Background: Microbial dysbiosis occurs on cutaneous squamous cell carcinoma (cSCC) in humans, and Staphylococcus aureus is present with increasing relative abundance from normal skin to actinic keratosis to cSCCs. Pathogenic bacteria on the skin can induce inflammation and promote tumorigenesis. cSCC also affects mammalian pets, and there is a need to establish preclinical animal models to test novel therapies. Therefore, the aim of this study was to provide microbiome data for cSCC in cats and dogs.
Methods: We collected nasal planum skin swabs and matched faecal samples from 39 domestic cats and dogs for 16S amplicon sequencing. Thirteen pets had cSCC on (8 on the nasal planum, remainder on leg, mandible, neck, tail, and abdomen) and 26 pets were healthy. The pets with cSCC also had swabs taken adjacent to the lesion, and peri-lesionally.
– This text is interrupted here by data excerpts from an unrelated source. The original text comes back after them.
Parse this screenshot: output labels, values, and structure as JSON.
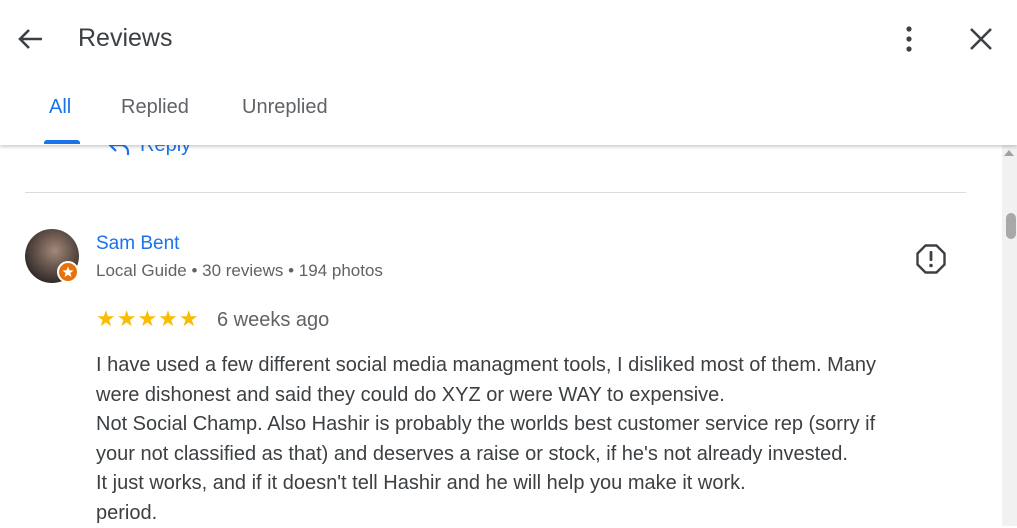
{
  "header": {
    "title": "Reviews",
    "icons": {
      "back": "arrow-back-icon",
      "more": "more-vert-icon",
      "close": "close-icon"
    }
  },
  "tabs": [
    {
      "label": "All",
      "active": true
    },
    {
      "label": "Replied",
      "active": false
    },
    {
      "label": "Unreplied",
      "active": false
    }
  ],
  "previous_review": {
    "reply_label": "Reply"
  },
  "review": {
    "author": "Sam Bent",
    "meta": "Local Guide • 30 reviews • 194 photos",
    "rating": 5,
    "stars": "★★★★★",
    "time": "6 weeks ago",
    "lines": [
      "I have used a few different social media managment tools, I disliked most of them. Many",
      "were dishonest and said they could do XYZ or were WAY to expensive.",
      "Not Social Champ. Also Hashir is probably the worlds best customer service rep (sorry if",
      "your not classified as that) and deserves a raise or stock, if he's not already invested.",
      "It just works, and if it doesn't tell Hashir and he will help you make it work.",
      "period."
    ]
  },
  "colors": {
    "accent": "#1a73e8",
    "star": "#fbbc04",
    "text": "#3c4043",
    "secondary_text": "#5f6368",
    "badge": "#e8710a"
  }
}
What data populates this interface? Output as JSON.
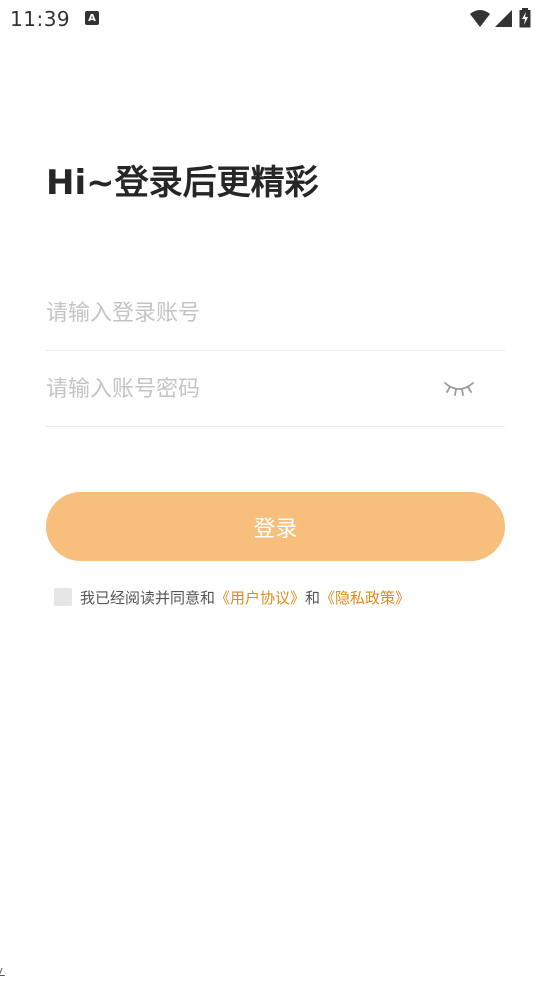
{
  "status_bar": {
    "time": "11:39",
    "notification_icon": "A",
    "icons": [
      "wifi-icon",
      "signal-icon",
      "battery-charging-icon"
    ]
  },
  "title": "Hi~登录后更精彩",
  "account_field": {
    "placeholder": "请输入登录账号",
    "value": ""
  },
  "password_field": {
    "placeholder": "请输入账号密码",
    "value": "",
    "toggle_icon": "eye-closed-icon"
  },
  "login_button": {
    "label": "登录"
  },
  "agreement": {
    "checked": false,
    "prefix": "我已经阅读并同意和",
    "user_agreement": "《用户协议》",
    "connector": "和",
    "privacy_policy": "《隐私政策》"
  },
  "colors": {
    "accent": "#f7be7c",
    "link": "#e38a1c",
    "placeholder": "#c4c4c4",
    "title": "#262626"
  }
}
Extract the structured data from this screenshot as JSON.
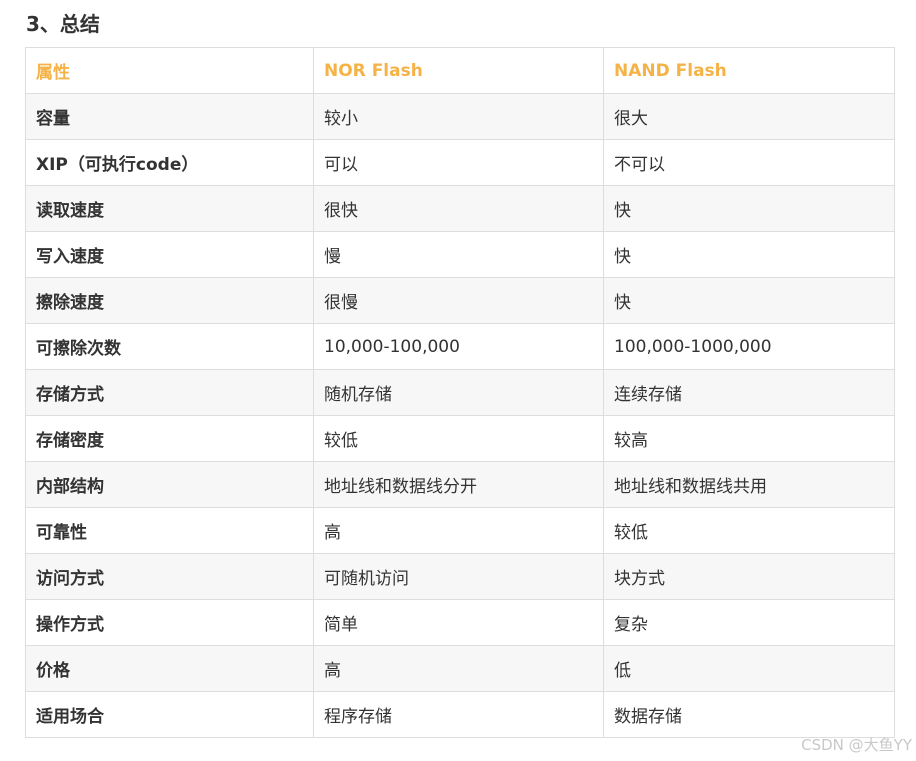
{
  "section": {
    "title": "3、总结"
  },
  "table": {
    "headers": [
      "属性",
      "NOR Flash",
      "NAND Flash"
    ],
    "rows": [
      [
        "容量",
        "较小",
        "很大"
      ],
      [
        "XIP（可执行code）",
        "可以",
        "不可以"
      ],
      [
        "读取速度",
        "很快",
        "快"
      ],
      [
        "写入速度",
        "慢",
        "快"
      ],
      [
        "擦除速度",
        "很慢",
        "快"
      ],
      [
        "可擦除次数",
        "10,000-100,000",
        "100,000-1000,000"
      ],
      [
        "存储方式",
        "随机存储",
        "连续存储"
      ],
      [
        "存储密度",
        "较低",
        "较高"
      ],
      [
        "内部结构",
        "地址线和数据线分开",
        "地址线和数据线共用"
      ],
      [
        "可靠性",
        "高",
        "较低"
      ],
      [
        "访问方式",
        "可随机访问",
        "块方式"
      ],
      [
        "操作方式",
        "简单",
        "复杂"
      ],
      [
        "价格",
        "高",
        "低"
      ],
      [
        "适用场合",
        "程序存储",
        "数据存储"
      ]
    ]
  },
  "watermark": "CSDN @大鱼YY",
  "colors": {
    "header_text": "#f5b347",
    "body_text": "#333333",
    "stripe": "#f7f7f7",
    "border": "#dddddd"
  }
}
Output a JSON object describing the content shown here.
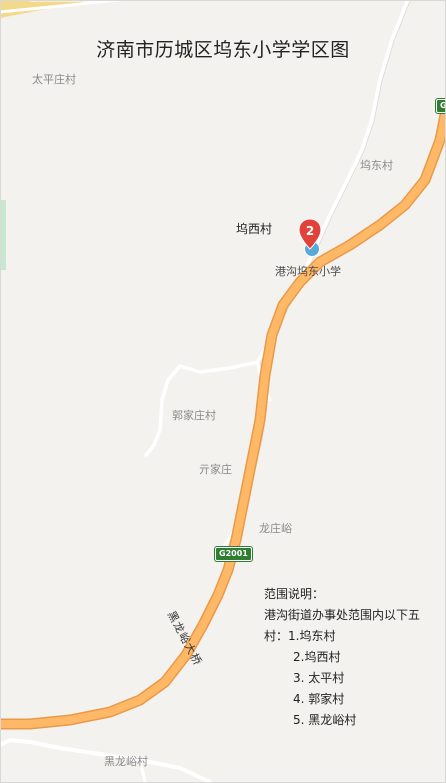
{
  "title": "济南市历城区坞东小学学区图",
  "places": {
    "taiping": "太平庄村",
    "wudong": "坞东村",
    "wuxi": "坞西村",
    "guojia": "郭家庄村",
    "kaijia": "亓家庄",
    "longzhuang": "龙庄峪",
    "heilongyu": "黑龙峪村"
  },
  "school": {
    "label": "港沟坞东小学",
    "marker_number": "2"
  },
  "roads": {
    "highway_top": "G",
    "highway_mid": "G2001",
    "bridge": "黑龙峪大桥"
  },
  "legend": {
    "heading": "范围说明：",
    "line1": "港沟街道办事处范围内以下五",
    "line2": "村：1.坞东村",
    "items": [
      "2.坞西村",
      "3. 太平村",
      "4. 郭家村",
      "5. 黑龙峪村"
    ]
  },
  "colors": {
    "highway": "#ffb866",
    "highway_edge": "#e89a4a",
    "marker": "#e2413a",
    "school_icon": "#5aa9d6"
  }
}
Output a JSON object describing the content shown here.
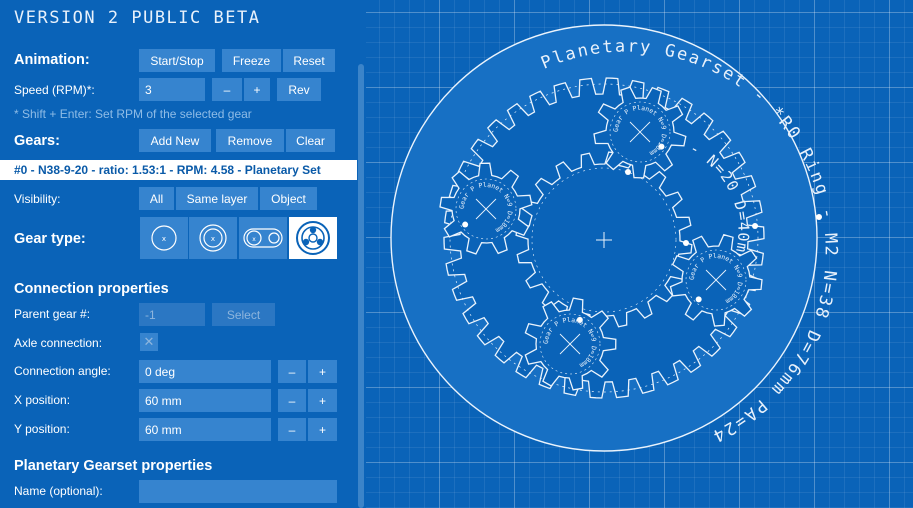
{
  "app": {
    "title": "VERSION 2 PUBLIC BETA"
  },
  "animation": {
    "label": "Animation:",
    "start_stop": "Start/Stop",
    "freeze": "Freeze",
    "reset": "Reset"
  },
  "speed": {
    "label": "Speed (RPM)*:",
    "value": "3",
    "minus": "–",
    "plus": "+",
    "rev": "Rev",
    "hint": "* Shift + Enter: Set RPM of the selected gear"
  },
  "gears": {
    "label": "Gears:",
    "add": "Add New",
    "remove": "Remove",
    "clear": "Clear",
    "selected": "#0 - N38-9-20 - ratio: 1.53:1 - RPM: 4.58 - Planetary Set"
  },
  "visibility": {
    "label": "Visibility:",
    "all": "All",
    "same_layer": "Same layer",
    "object": "Object"
  },
  "gear_type": {
    "label": "Gear type:",
    "types": [
      "spur-gear-icon",
      "internal-gear-icon",
      "chain-icon",
      "planetary-gear-icon"
    ],
    "selected_index": 3
  },
  "connection": {
    "heading": "Connection properties",
    "parent_label": "Parent gear #:",
    "parent_placeholder": "-1",
    "select": "Select",
    "axle_label": "Axle connection:",
    "angle_label": "Connection angle:",
    "angle_value": "0 deg",
    "x_label": "X position:",
    "x_value": "60 mm",
    "y_label": "Y position:",
    "y_value": "60 mm",
    "minus": "–",
    "plus": "+"
  },
  "planetary": {
    "heading": "Planetary Gearset properties",
    "name_label": "Name (optional):",
    "name_value": ""
  },
  "drawing": {
    "ring_text": "Planetary Gearset - *R0 Ring - M2 N=38 D=76mm PA=24",
    "sun_text": "Sun S0* - N=20 D=40mm",
    "planet_text": "Gear P Planet N=9 D=18mm",
    "line_color": "#eaf3fc",
    "bg_color": "#0a63b8"
  }
}
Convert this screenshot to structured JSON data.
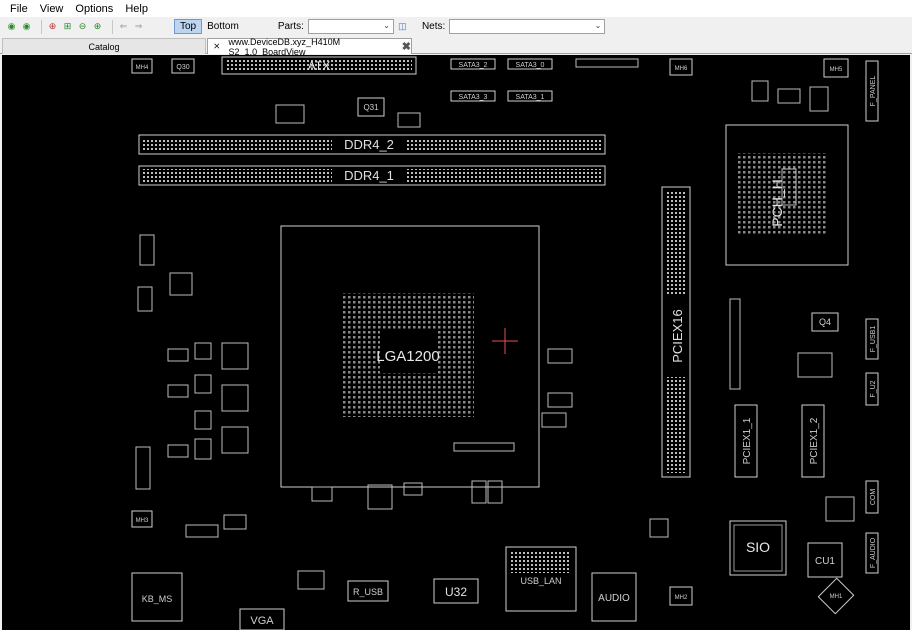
{
  "menu": [
    "File",
    "View",
    "Options",
    "Help"
  ],
  "toolbar": {
    "side_top": "Top",
    "side_bottom": "Bottom",
    "parts_label": "Parts:",
    "nets_label": "Nets:",
    "parts_value": "",
    "nets_value": ""
  },
  "tabs": {
    "catalog": "Catalog",
    "board": "www.DeviceDB.xyz_H410M S2_1.0_BoardView"
  },
  "board": {
    "labels": {
      "atx": "ATX",
      "ddr2": "DDR4_2",
      "ddr1": "DDR4_1",
      "sata2": "SATA3_2",
      "sata0": "SATA3_0",
      "sata3": "SATA3_3",
      "sata1": "SATA3_1",
      "cpu": "LGA1200",
      "pcie16": "PCIEX16",
      "pciex1_1": "PCIEX1_1",
      "pciex1_2": "PCIEX1_2",
      "pch": "PCH_H",
      "sio": "SIO",
      "cu1": "CU1",
      "q4": "Q4",
      "q31": "Q31",
      "q30": "Q30",
      "kbms": "KB_MS",
      "vga": "VGA",
      "r_usb": "R_USB",
      "u32": "U32",
      "usb_lan": "USB_LAN",
      "audio": "AUDIO",
      "f_panel": "F_PANEL",
      "f_usb1": "F_USB1",
      "f_audio": "F_AUDIO",
      "com": "COM",
      "f_u2": "F_U2",
      "mh4": "MH4",
      "mh3": "MH3",
      "mh2": "MH2",
      "mh6": "MH6",
      "mh5": "MH5",
      "mh1": "MH1"
    }
  }
}
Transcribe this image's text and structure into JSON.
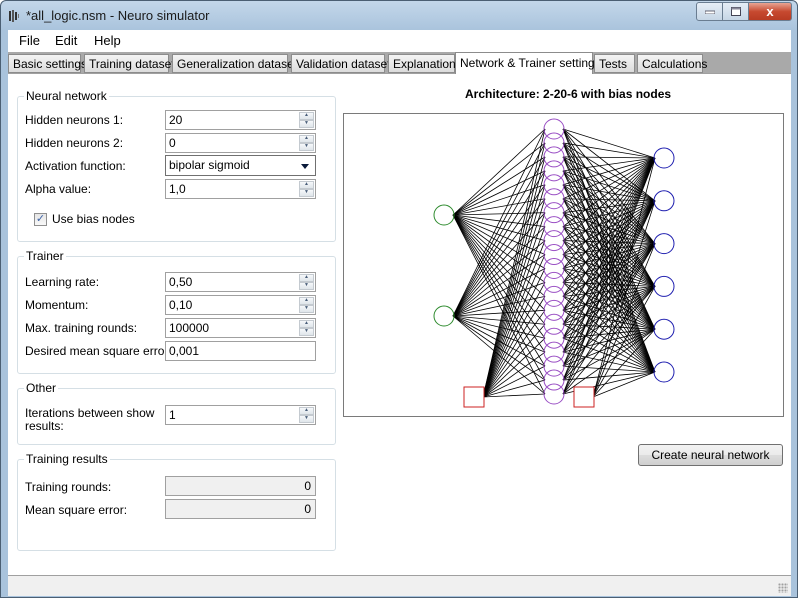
{
  "window": {
    "title": "*all_logic.nsm - Neuro simulator",
    "close_glyph": "x"
  },
  "menu": [
    "File",
    "Edit",
    "Help"
  ],
  "tabs": [
    {
      "label": "Basic settings",
      "active": false
    },
    {
      "label": "Training dataset",
      "active": false
    },
    {
      "label": "Generalization dataset",
      "active": false
    },
    {
      "label": "Validation dataset",
      "active": false
    },
    {
      "label": "Explanations",
      "active": false
    },
    {
      "label": "Network & Trainer settings",
      "active": true
    },
    {
      "label": "Tests",
      "active": false
    },
    {
      "label": "Calculations",
      "active": false
    }
  ],
  "neural_network": {
    "title": "Neural network",
    "hidden1_label": "Hidden neurons 1:",
    "hidden1_value": "20",
    "hidden2_label": "Hidden neurons 2:",
    "hidden2_value": "0",
    "activation_label": "Activation function:",
    "activation_value": "bipolar sigmoid",
    "alpha_label": "Alpha value:",
    "alpha_value": "1,0",
    "bias_label": "Use bias nodes",
    "bias_checked": true,
    "check_glyph": "✓"
  },
  "trainer": {
    "title": "Trainer",
    "learning_rate_label": "Learning rate:",
    "learning_rate_value": "0,50",
    "momentum_label": "Momentum:",
    "momentum_value": "0,10",
    "max_rounds_label": "Max. training rounds:",
    "max_rounds_value": "100000",
    "mse_label": "Desired mean square error:",
    "mse_value": "0,001"
  },
  "other": {
    "title": "Other",
    "iterations_label": "Iterations between show results:",
    "iterations_value": "1"
  },
  "training_results": {
    "title": "Training results",
    "rounds_label": "Training rounds:",
    "rounds_value": "0",
    "mse_label": "Mean square error:",
    "mse_value": "0"
  },
  "architecture": {
    "title": "Architecture: 2-20-6 with bias nodes",
    "inputs": 2,
    "hidden": 20,
    "outputs": 6,
    "bias_nodes": true,
    "colors": {
      "input": "#2e8b2e",
      "hidden": "#9a4fc4",
      "output": "#2020b0",
      "bias": "#cc2222",
      "connection": "#000000"
    }
  },
  "create_button": "Create neural network",
  "spin_up": "▲",
  "spin_down": "▼"
}
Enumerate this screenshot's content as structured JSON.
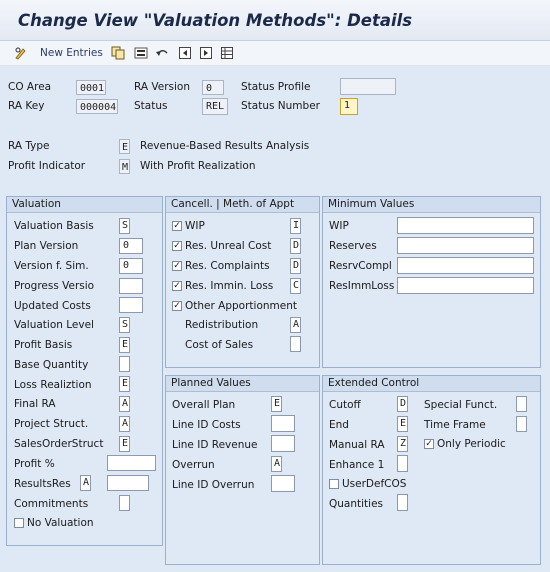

Results: The microbial profile of the nasal planum in healthy pets was diverse, with an average Shannon index of 3.8, whereas cSCC had a lower average index of 1.5. The pathogenic bacteria S. aureus was abundant on the cSCC lesions and was associated with an overall decrease in commensal species, whereas healthy nasal plana did not exhibit S. aureus colonisation. Peri-lesional swabs typically displayed commensal bacteria, indicating that S. aureus colonisation is site specific to the cSCC. cSCC swabs typically clustered together on ordination plots, whereas healthy swabs were scattered. Additionally, we observed a positive correlation between cSCC stage and S. aureus colonisation.
Conclusion: These findings are consistent with studies of the human cSCC microbiome. Therefore, cats and dogs can serve as an animal model to test new therapies designed to restore microbial dysbiosis. Furthermore, in attempts to decrease S. aureus colonisation and restore eubiosis on cSCC, we have commenced a clinical trial in humans using various topical therapies on actinic keratosis, including topical probiotics.